Yes, indeed. We are working notably with the SNCF (the French national railway company) on the management of personnel authorisation documents, which is an important issue for the company. These documents, which can be controlled at any time, are numerous. At SNCF, any staff member can have up to four authorisations that can be renewed every year, so it is a question of hundreds of thousands of files. This partnership is exemplary of what KeeeX is offering to do, that is to process very large volumes of confidential documents that have no need to be hosted outside of the company, and even less so on foreign servers.

Furthermore, we have an indirect sales strategy in that we seek to work with industry partners who are likely to implement our technology in a practically invisible way for their clients.
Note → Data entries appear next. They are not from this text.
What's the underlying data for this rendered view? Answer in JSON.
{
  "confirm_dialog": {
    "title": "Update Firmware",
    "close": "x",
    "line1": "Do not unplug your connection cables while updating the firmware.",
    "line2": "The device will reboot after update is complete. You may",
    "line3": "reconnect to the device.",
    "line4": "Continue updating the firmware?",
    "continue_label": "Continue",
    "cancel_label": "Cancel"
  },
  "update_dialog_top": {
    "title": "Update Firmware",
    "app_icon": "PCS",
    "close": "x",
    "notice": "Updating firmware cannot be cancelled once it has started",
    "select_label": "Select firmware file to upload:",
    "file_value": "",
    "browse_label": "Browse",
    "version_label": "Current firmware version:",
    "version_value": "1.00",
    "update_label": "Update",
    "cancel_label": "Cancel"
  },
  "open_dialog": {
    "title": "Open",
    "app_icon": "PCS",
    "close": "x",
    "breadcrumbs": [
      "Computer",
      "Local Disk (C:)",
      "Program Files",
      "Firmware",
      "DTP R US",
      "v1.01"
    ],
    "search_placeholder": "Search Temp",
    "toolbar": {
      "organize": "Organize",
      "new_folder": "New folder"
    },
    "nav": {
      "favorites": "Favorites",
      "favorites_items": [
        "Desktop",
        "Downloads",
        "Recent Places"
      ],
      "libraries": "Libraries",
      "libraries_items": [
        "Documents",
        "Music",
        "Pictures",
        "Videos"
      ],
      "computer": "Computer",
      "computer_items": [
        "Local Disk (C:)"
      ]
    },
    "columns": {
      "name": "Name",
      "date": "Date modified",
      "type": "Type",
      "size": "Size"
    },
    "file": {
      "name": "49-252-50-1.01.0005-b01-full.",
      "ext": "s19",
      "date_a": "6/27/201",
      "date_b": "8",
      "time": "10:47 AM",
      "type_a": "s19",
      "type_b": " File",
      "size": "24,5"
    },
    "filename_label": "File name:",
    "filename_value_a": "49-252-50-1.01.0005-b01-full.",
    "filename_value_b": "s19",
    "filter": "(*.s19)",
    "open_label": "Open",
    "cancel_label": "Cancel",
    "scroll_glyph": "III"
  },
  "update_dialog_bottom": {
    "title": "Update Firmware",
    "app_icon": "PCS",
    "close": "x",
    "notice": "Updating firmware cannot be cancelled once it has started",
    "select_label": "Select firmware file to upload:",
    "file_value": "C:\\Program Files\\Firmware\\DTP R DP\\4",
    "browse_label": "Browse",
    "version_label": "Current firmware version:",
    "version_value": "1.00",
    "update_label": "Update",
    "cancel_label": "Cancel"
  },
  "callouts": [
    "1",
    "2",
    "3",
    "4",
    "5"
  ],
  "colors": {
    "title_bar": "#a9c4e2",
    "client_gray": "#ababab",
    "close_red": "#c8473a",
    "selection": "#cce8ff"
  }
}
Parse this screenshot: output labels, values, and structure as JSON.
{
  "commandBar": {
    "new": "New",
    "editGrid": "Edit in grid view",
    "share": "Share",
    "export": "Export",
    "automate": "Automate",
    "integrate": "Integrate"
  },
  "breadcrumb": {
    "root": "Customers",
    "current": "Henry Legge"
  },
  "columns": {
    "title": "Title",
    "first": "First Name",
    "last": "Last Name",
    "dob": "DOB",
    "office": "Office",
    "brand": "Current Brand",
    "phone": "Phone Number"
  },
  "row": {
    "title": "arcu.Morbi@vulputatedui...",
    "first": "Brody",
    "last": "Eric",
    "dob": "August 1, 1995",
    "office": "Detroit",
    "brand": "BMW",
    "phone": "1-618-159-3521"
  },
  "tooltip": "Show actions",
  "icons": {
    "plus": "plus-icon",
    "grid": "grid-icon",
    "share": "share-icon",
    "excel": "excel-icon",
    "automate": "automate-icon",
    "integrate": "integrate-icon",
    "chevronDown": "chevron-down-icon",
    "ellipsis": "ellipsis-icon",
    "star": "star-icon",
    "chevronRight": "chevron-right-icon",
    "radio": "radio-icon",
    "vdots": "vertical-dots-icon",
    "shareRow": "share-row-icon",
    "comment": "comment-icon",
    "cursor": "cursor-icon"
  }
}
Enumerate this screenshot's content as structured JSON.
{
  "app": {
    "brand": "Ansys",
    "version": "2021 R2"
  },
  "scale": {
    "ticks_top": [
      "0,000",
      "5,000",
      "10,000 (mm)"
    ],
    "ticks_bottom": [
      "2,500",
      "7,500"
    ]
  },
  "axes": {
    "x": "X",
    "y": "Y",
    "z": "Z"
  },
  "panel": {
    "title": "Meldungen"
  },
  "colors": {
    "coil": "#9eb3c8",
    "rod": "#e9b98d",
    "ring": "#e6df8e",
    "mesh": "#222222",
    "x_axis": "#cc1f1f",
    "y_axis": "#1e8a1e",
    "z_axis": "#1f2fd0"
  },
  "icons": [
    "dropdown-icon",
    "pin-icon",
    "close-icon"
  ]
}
We have for example established a partnership with ePressPack (who offer solutions for the digitalisation of press and public relations) to whom we have delivered a back-end solution called KeeeX Fusion, which they have integrated into their own platform since 2019 and that enables them to create “KeeeXed” press releases for their professional clients.

What are the next steps for your company?

We are in a growth phase and wish to develop in several areas. One of these areas is the isolated document: photos, but also diplomas, wage slips, very long-life documents that must be stored securely for a long time. Yet the legal value of these documents can last for several decades, or even longer for files containing technical information in processes relating to buildings within the BIM (Building Information Modelling) framework, the digital twin of building.